I spend about two weeks in this competition and learned a lot, my last score is 0.05051, place at 67, close to top 5%. The tools I used are dlib, keras and mxnet.
What I learned from this competition is:
1 : Ensemble may make your results worse
2 : Remember to record down the parameters you used, excel like editor is a nice tool for this
3 : Feed pseudo labels into the mini-batch with naive way do not work(I should finished lessons 4 before I gave it a rush even I am running out of time)
4 : Leverage pretrained model is much easier to get good results
5 : How to use dlib, keras and mxnet
6 : Read the post at forums, it may give you useful info
7 : Fast ai course is awesome, I should view them earlier(just finished lesson 4)
-------------Work approach--------------------
a : dlib
1 : split the data to 5 cross with augmentation(5 times), I did not figure out
which augmentation tricks work best, however, vertical augmentation looks like a bad choice
2 : extract features by resnet34 of dlib on the training data and test data, store them
3 : Predict the labels by different combinations of the k-cross models.
4 : Submit, score is 0.06266
5 : clip the value to 0.02, 0.98, this improve the score to 0.05688
6 : validate data with random crop might improve accuracy, but I have no time to try out
b : mxnet
I reentered this competition when I got 5 or 6 days left, so I am in a hurry, solution I tried on
mxnet and keras are less sophisticated than dlib
1 : Fine tune resnet34~200 on the dataset with augmentation, no k-cross validation,
did not figure out best why to augment the data.
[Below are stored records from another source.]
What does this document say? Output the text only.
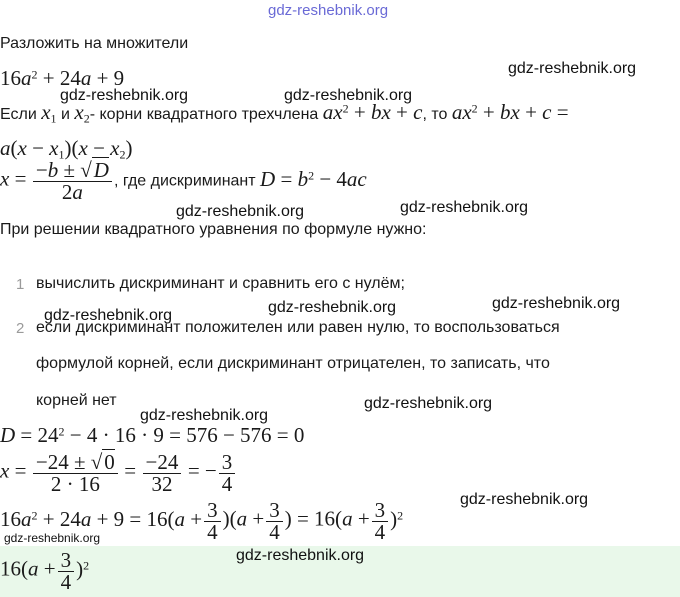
gdz-reshebnik.org
Разложить на множители
$16a^2 + 24a + 9$	gdz-reshebnik.org
gdz-reshebnik.org	gdz-reshebnik.org
Если $x_1$ и $x_2-$ корни квадратного трехчлена $ax^2$ + bx + c, то $ax^2$ + bx + c =
$a(x - x_1)(x - x_2)$
$x = \frac{-b \pm √D}{2a}$ , где дискриминант $D = b^2 - 4ac$
gdz-reshebnik.org	gdz-reshebnik.org
При решении квадратного уравнения по формуле нужно:
1 вычислить дискриминант и сравнить его с нулём;
gdz-reshebnik.org	gdz-reshebnik.org	gdz-reshebnik.org
2 если дискриминант положителен или равен нулю, то воспользоваться
формулой корней, если дискриминант отрицателен, то записать, что
корней нет
gdz-reshebnik.org
gdz-reshebnik.org
$D = 24^2 - 4 \cdot 16 \cdot 9 = 576 - 576 = 0$
$x = \frac{-24 \pm √0}{2 \cdot 16} = \frac{-24}{32}$ = − $\frac{3}{4}$
gdz-reshebnik.org
$16a^2 + 24a + 9 = 16(a + \frac{3}{4} )(a + \frac{3}{4}$ ) = $16(a + \frac{3}{4} )^2$
gdz-reshebnik.org
gdz-reshebnik.org
$16(a + \frac{3}{4} )^2$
2 : ensemble all of the results of the models, including the results of dlibs, this improve my
score to 0.05051
-------------Non work approach--------------------
1 : I trained different models by dlibs and ensemble them, but this give me worse results.The steps are
a : Extract augmented features by resnet34, store them
b : Train k-cross models with extracted features and different "top models"
c : ensemble the results
d : clip value to 0.02, 0.98
e : get worse results
--------------My views on the library(bias)------------------
1 : keras
pros : easiest to use, lots of nice examples out there
cons : hard to extend(I want to change the way the data feed into mini-batch), maybe it is
because I am not an expert of python yet.Learn a new language is very easy, but become an expert of it is another story.
2 : mxnet
pros : more pretrained models
cons : Documents and examples are not that good, some(many) examples are outdated.I cannot figure out how to find out the numbers of layers, freezing learning rate of base layers with correct solution yet(I implement them but not sure they are correct).
3 : dlib
pros : could work as a zero dependency lib, easy to port to different platforms, a library designed to solve real world problems, apps development rather than prototype nor academic use. Nice documents, examples, high quality source codes(this is what we called modern c++ looks like).
cons : Got one pretrained model(resnet34) only, small community, lack lots of of features in deep learning world. Since it is new, we can expect there will be more features add into it in the future.
ps : I may have bias on dlib because it is written by my favorite language–c++